L’hôpital a confirmé que le bébé était en bonne santé, et le soulagement m’a fait éclater en sanglots. Daniel est resté dans la salle d’attente jusqu’à ma sortie, insistant pour me ramener à la maison puisque Marcus ne s’était pas présenté. Dans la voiture, un silence pesant s’est installé entre nous, un silence supportable mais pas pesant. Finalement, il a dit : « Tu ne mérites rien de tout ça. Personne ne le mérite. »
Je regardais par la fenêtre, la ville défilant à toute vitesse. « Je ne sais même plus qui il est. »
« Peut-être le sais-tu depuis un certain temps », dit doucement Daniel. « Mais aujourd’hui, c’est devenu impossible à ignorer. »

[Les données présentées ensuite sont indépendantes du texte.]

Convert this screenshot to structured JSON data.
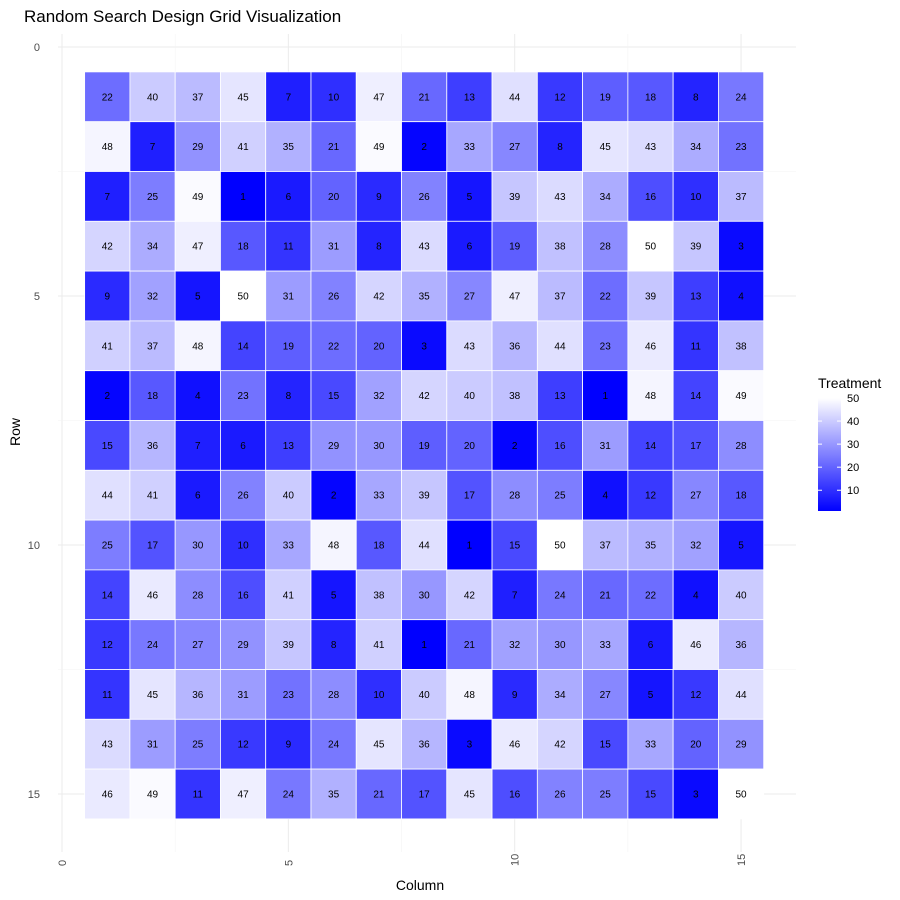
{
  "chart_data": {
    "type": "heatmap",
    "title": "Random Search Design Grid Visualization",
    "xlabel": "Column",
    "ylabel": "Row",
    "xlim": [
      0,
      15.5
    ],
    "ylim": [
      0,
      15.5
    ],
    "y_reversed": true,
    "x_ticks": [
      0,
      5,
      10,
      15
    ],
    "x_tick_labels": [
      "0",
      "5",
      "10",
      "15"
    ],
    "y_ticks": [
      0,
      5,
      10,
      15
    ],
    "y_tick_labels": [
      "0",
      "5",
      "10",
      "15"
    ],
    "rows": [
      1,
      2,
      3,
      4,
      5,
      6,
      7,
      8,
      9,
      10,
      11,
      12,
      13,
      14,
      15
    ],
    "columns": [
      1,
      2,
      3,
      4,
      5,
      6,
      7,
      8,
      9,
      10,
      11,
      12,
      13,
      14,
      15
    ],
    "values": [
      [
        22,
        40,
        37,
        45,
        7,
        10,
        47,
        21,
        13,
        44,
        12,
        19,
        18,
        8,
        24
      ],
      [
        48,
        7,
        29,
        41,
        35,
        21,
        49,
        2,
        33,
        27,
        8,
        45,
        43,
        34,
        23
      ],
      [
        7,
        25,
        49,
        1,
        6,
        20,
        9,
        26,
        5,
        39,
        43,
        34,
        16,
        10,
        37
      ],
      [
        42,
        34,
        47,
        18,
        11,
        31,
        8,
        43,
        6,
        19,
        38,
        28,
        50,
        39,
        3
      ],
      [
        9,
        32,
        5,
        50,
        31,
        26,
        42,
        35,
        27,
        47,
        37,
        22,
        39,
        13,
        4
      ],
      [
        41,
        37,
        48,
        14,
        19,
        22,
        20,
        3,
        43,
        36,
        44,
        23,
        46,
        11,
        38
      ],
      [
        2,
        18,
        4,
        23,
        8,
        15,
        32,
        42,
        40,
        38,
        13,
        1,
        48,
        14,
        49
      ],
      [
        15,
        36,
        7,
        6,
        13,
        29,
        30,
        19,
        20,
        2,
        16,
        31,
        14,
        17,
        28
      ],
      [
        44,
        41,
        6,
        26,
        40,
        2,
        33,
        39,
        17,
        28,
        25,
        4,
        12,
        27,
        18
      ],
      [
        25,
        17,
        30,
        10,
        33,
        48,
        18,
        44,
        1,
        15,
        50,
        37,
        35,
        32,
        5
      ],
      [
        14,
        46,
        28,
        16,
        41,
        5,
        38,
        30,
        42,
        7,
        24,
        21,
        22,
        4,
        40
      ],
      [
        12,
        24,
        27,
        29,
        39,
        8,
        41,
        1,
        21,
        32,
        30,
        33,
        6,
        46,
        36
      ],
      [
        11,
        45,
        36,
        31,
        23,
        28,
        10,
        40,
        48,
        9,
        34,
        27,
        5,
        12,
        44
      ],
      [
        43,
        31,
        25,
        12,
        9,
        24,
        45,
        36,
        3,
        46,
        42,
        15,
        33,
        20,
        29
      ],
      [
        46,
        49,
        11,
        47,
        24,
        35,
        21,
        17,
        45,
        16,
        26,
        25,
        15,
        3,
        50
      ]
    ],
    "color_scale": {
      "low": "#0000ff",
      "high": "#ffffff",
      "min": 1,
      "max": 50
    },
    "legend": {
      "title": "Treatment",
      "ticks": [
        10,
        20,
        30,
        40,
        50
      ],
      "tick_labels": [
        "10",
        "20",
        "30",
        "40",
        "50"
      ],
      "placement": "right"
    },
    "grid": true
  }
}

Quand nous sommes arrivés chez moi, il portait le panier qui avait tout déclenché. Les sandwichs étaient écrasés, le scone aplati, le mot froissé au fond. C’était symbolique : mes intentions étaient intactes, mais mon monde s’était effondré.
« N’hésitez pas à m’appeler si vous avez besoin de quoi que ce soit », a dit Daniel avant de partir. « Absolument quoi que ce soit. »
Ce soir-là, Marcus rentra enfin chez lui. Non pas avec des remords, ni pour s’excuser, mais avec irritation. « Daniel a tout exagéré », dit-il. « Tu m’as fait honte. »
J’ai senti quelque chose se briser en moi – pas un craquement, mais une rupture silencieuse, comme une corde qui finit par s’effilocher. « Tu as regardé quelqu’un m’agresser », ai-je dit. « Tu as ri. »
Il leva les yeux au ciel. « Tu en fais tout un drame. »
J’ai fait ma valise plus tard dans la nuit, les mains enfin calmes après des heures d’efforts. Je ne partais pas pour Daniel, ni par vengeance, ni même par colère. Je partais parce que ma fille méritait une mère en sécurité, et que je méritais une vie qui ne soit pas fondée sur des mensonges.